According to a recent study, more women are turning to longer-lasting birth control methods such as IUDs because it is easier than taking daily pills like Yaz. The study, conducted by researchers at the Guttmacher Institute, reviewed information from the National Survey of Family Growth from 2006 and 2008. They found that more women are using IUDs like the Copper T or the levonorgestrel intrauterine system (commonly known as Mirena).

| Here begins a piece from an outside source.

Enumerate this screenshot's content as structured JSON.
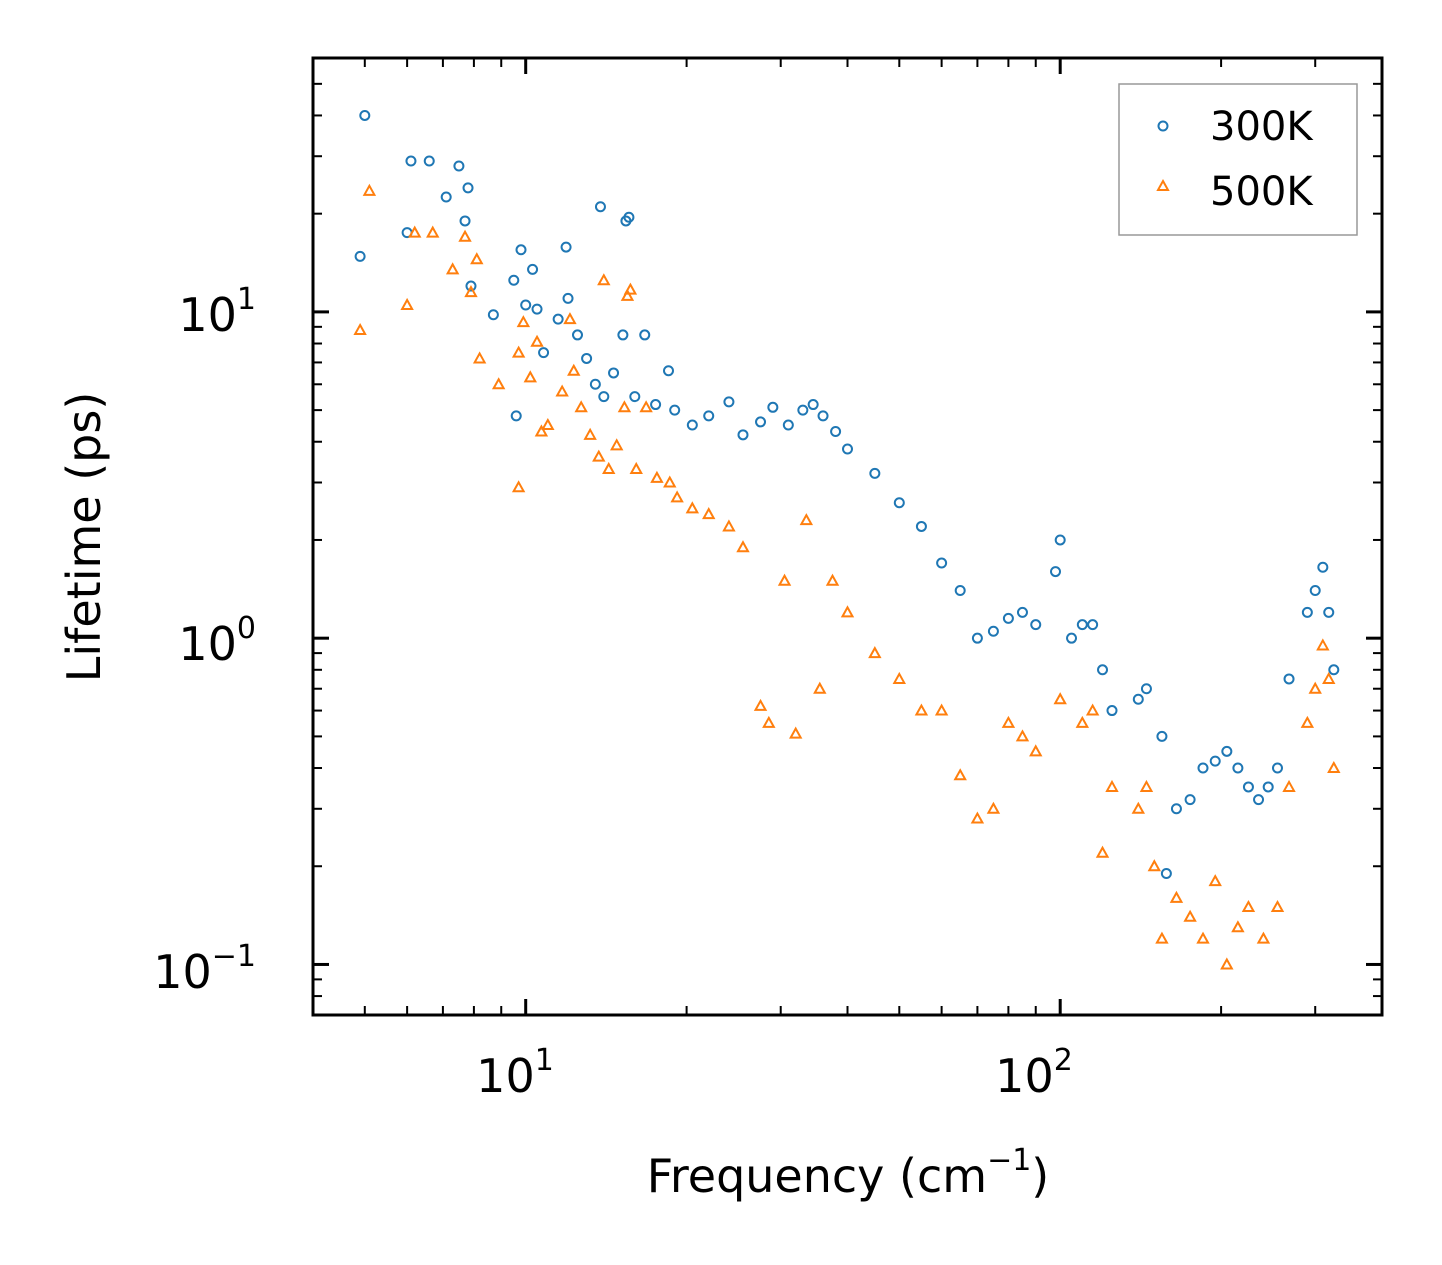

Women are also using implants that are inserted under the skin in the arm. The Implanon implant is getting a rise in popularity, for example. These reversible, but long-lasting birth control methods have seen an increase of 2.4 percent usage in 2002 to 5.6 percent in 2008. Public health experts say that women like these devices more and more because they work and require almost no maintenance once inserted, whereas birth control pills like Yaz have to be taken daily.

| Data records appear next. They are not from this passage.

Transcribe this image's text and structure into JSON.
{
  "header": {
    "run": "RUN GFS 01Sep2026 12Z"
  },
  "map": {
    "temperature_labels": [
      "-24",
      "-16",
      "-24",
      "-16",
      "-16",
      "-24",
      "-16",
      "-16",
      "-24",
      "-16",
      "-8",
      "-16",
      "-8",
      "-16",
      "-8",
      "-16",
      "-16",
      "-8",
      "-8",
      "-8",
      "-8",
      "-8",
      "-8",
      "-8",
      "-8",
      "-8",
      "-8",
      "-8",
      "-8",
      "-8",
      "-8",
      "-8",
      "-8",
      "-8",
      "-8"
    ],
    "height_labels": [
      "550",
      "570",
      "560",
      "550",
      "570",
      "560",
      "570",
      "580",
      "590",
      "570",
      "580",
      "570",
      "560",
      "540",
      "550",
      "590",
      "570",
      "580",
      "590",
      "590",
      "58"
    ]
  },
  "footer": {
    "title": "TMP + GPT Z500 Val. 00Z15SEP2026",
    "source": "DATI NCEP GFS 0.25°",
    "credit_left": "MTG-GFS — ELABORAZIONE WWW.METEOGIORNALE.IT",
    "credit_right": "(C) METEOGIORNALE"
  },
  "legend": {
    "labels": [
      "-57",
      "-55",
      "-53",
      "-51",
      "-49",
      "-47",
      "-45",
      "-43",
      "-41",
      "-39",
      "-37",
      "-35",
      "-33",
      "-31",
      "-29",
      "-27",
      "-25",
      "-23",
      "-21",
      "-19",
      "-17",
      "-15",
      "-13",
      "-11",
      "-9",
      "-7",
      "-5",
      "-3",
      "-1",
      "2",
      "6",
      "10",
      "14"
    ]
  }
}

It’s possible that women are also trying to avoid the many health risks that are associated with pills like Yaz and Yasmin, which have been the subject of thousands of lawsuits. Health Canada and the FDA have been reviewing Yaz risks for blood clots after thousands of lawsuits have accused the makers of Yaz of hiding the risks from the public. Some of those risks include blood clots, heart attack, stroke, pulmonary embolisms and even sudden death.
Now that more women are switching to IUDs, it is believed that women that have already had babies are the ones more likely to use the implants and IUDs, as well as older women.
“With childbearing occurring at later ages, the fertile period before childbearing can be as long as that after childbearing,” wrote the authors. “The potential for long-acting reversible contraceptive methods to decrease unintended pregnancy rates and subsequent abortions is gaining much-needed attention.”